Jonathan Morton chromatix99 at gmail.com
Fri Sep 29 00:54:01 EDT 2023

> On 29 Sep, 2023, at 1:19 am, David Lang via Bloat <bloat at lists.bufferbloat.net> wrote:
> Dave T called out earlier that the rise of bittorrent was a large part of the inital NN discussion here in the US. But a second large portion was a money grab from ISPs thinking that they could hold up large paid websites (netflix for example) for additional fees by threatening to make their service less useful to their users (viewing their users as an asset to be marketed to the websites rather than customers to be satisfied by providing them access to the websites)
> I don't know if a new round of "it's not fair that Netflix doesn't pay us for the bandwidth to service them" would fall flat at this point or not.

I think there were three more-or-less separate concerns which have, over time, fallen under the same umbrella:

1:  Capacity-seeking flows tend to interfere with latency-sensitive flows, and the "induced demand" phenomenon means that increases in link rate do not in themselves solve this problem, even though they may be sold as doing so.

This is directly addressed by properly-sized buffers and/or AQM, and even better by FQ and SQM.  It's a solved problem, so long as the solutions are deployed.  It's not usually necessary, for example, to specifically enhance service for latency-sensitive traffic, if FQ does a sufficiently good job.  An increased link rate *does* enhance service quality for both latency-sensitive and capacity-seeking traffic, provided FQ is in use.

2:  Swarm traffic tends to drown out conventional traffic, due to congestion control algorithms which try to be more-or-less fair on a per-flow basis, and the substantially larger number of parallel flows used by swarm traffic.  This also caused subscribers using swarm traffic to impair the service of subscribers who had nothing to do with it.

FQ on a per-flow basis (see problem 1) actually amplifies this effect, and I think it was occasionally used as an argument for *not* deploying FQ.  ISPs' initial response was to outright block swarm traffic where they could identify it, which was then softened to merely throttling it heavily, before NN regulations intervened.  Usage quotas also showed up around this time, and were probably related to this problem.

This has since been addressed by several means.  ISPs may use FQ on a per-subscriber basis to prevent one subscriber's heavy traffic from degrading service for another.  Swarm applications nowadays tend to employ altruistic congestion control which deliberately compensates for the large number of flows, and/or mark them with one or more of the Least Effort class DSCPs.  Hence, swarm applications are no longer as damaging to service quality as they used to be.  Usage quotas, however, still remain in use as a profit centre, to the point where an "unlimited" service is a rare and precious specimen in many jurisdictions.

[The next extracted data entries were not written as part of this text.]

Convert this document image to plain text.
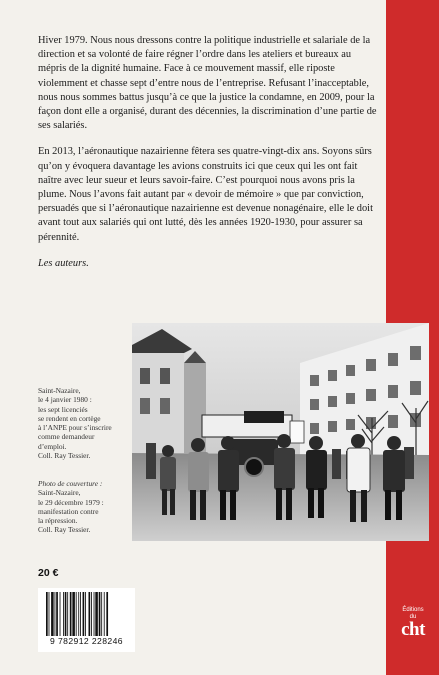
Hiver 1979. Nous nous dressons contre la politique industrielle et salariale de la direction et sa volonté de faire régner l’ordre dans les ateliers et bureaux au mépris de la dignité humaine. Face à ce mouvement massif, elle riposte violemment et chasse sept d’entre nous de l’entreprise. Refusant l’inacceptable, nous nous sommes battus jusqu’à ce que la justice la condamne, en 2009, pour la façon dont elle a organisé, durant des décennies, la discrimination d’une partie de ses salariés.

En 2013, l’aéronautique nazairienne fêtera ses quatre-vingt-dix ans. Soyons sûrs qu’on y évoquera davantage les avions construits ici que ceux qui les ont fait naître avec leur sueur et leurs savoir-faire. C’est pourquoi nous avons pris la plume. Nous l’avons fait autant par « devoir de mémoire » que par conviction, persuadés que si l’aéronautique nazairienne est devenue nonagénaire, elle le doit avant tout aux salariés qui ont lutté, dès les années 1920-1930, pour assurer sa pérennité.

Les auteurs.

Saint-Nazaire,
le 4 janvier 1980 :
les sept licenciés
se rendent en cortège
à l’ANPE pour s’inscrire
comme demandeur
d’emploi.
Coll. Ray Tessier.
Photo de couverture :
Saint-Nazaire,
le 29 décembre 1979 :
manifestation contre
la répression.
Coll. Ray Tessier.
20 €
9 782912 228246
Éditions
du
cht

3:  ISPs merged with media distribution companies, creating a conflict of interest in which the media side of the business wanted the internet side to actively favour "their own" media traffic at the expense of "the competition".  Some ISPs began to actively degrade Netflix traffic, in particular by refusing to provision adequate peering capacity at the nodes through which Netflix traffic predominated, or by zero-rating (for the purpose of usage quotas) traffic from their own media empire while refusing to do the same for Netflix traffic.

**THIS** was the true core of Net Neutrality.  NN regulations forced ISPs to carry Netflix traffic with reasonable levels of service, even though they didn't want to for purely selfish and greedy commercial reasons.  NN succeeded in curbing an anti-competitive and consumer-hostile practice, which I am perfectly sure would resume just as soon as NN regulations were repealed.

And this type of practice is just the sort of thing that technologies like L4S are designed to support.  The ISPs behind L4S actively do not want a technology that works end-to-end over the general Internet.  They want something that can provide a domination service within their own walled gardens.  That's why L4S is a NN hazard, and why they actively resisted all attempts to displace it with SCE.

All of the above were made more difficult to solve by the monopolistic nature of the Internet service industry.  It is actively difficult for Internet users to move to a truly different service, especially one based on a different link technology.  When attempts are made to increase competition, for example by deploying a publicly-funded network, the incumbents actively sabotage those attempts by any means they can.  Monopolies are inherently customer-hostile, and arguments based on market forces fail in their presence.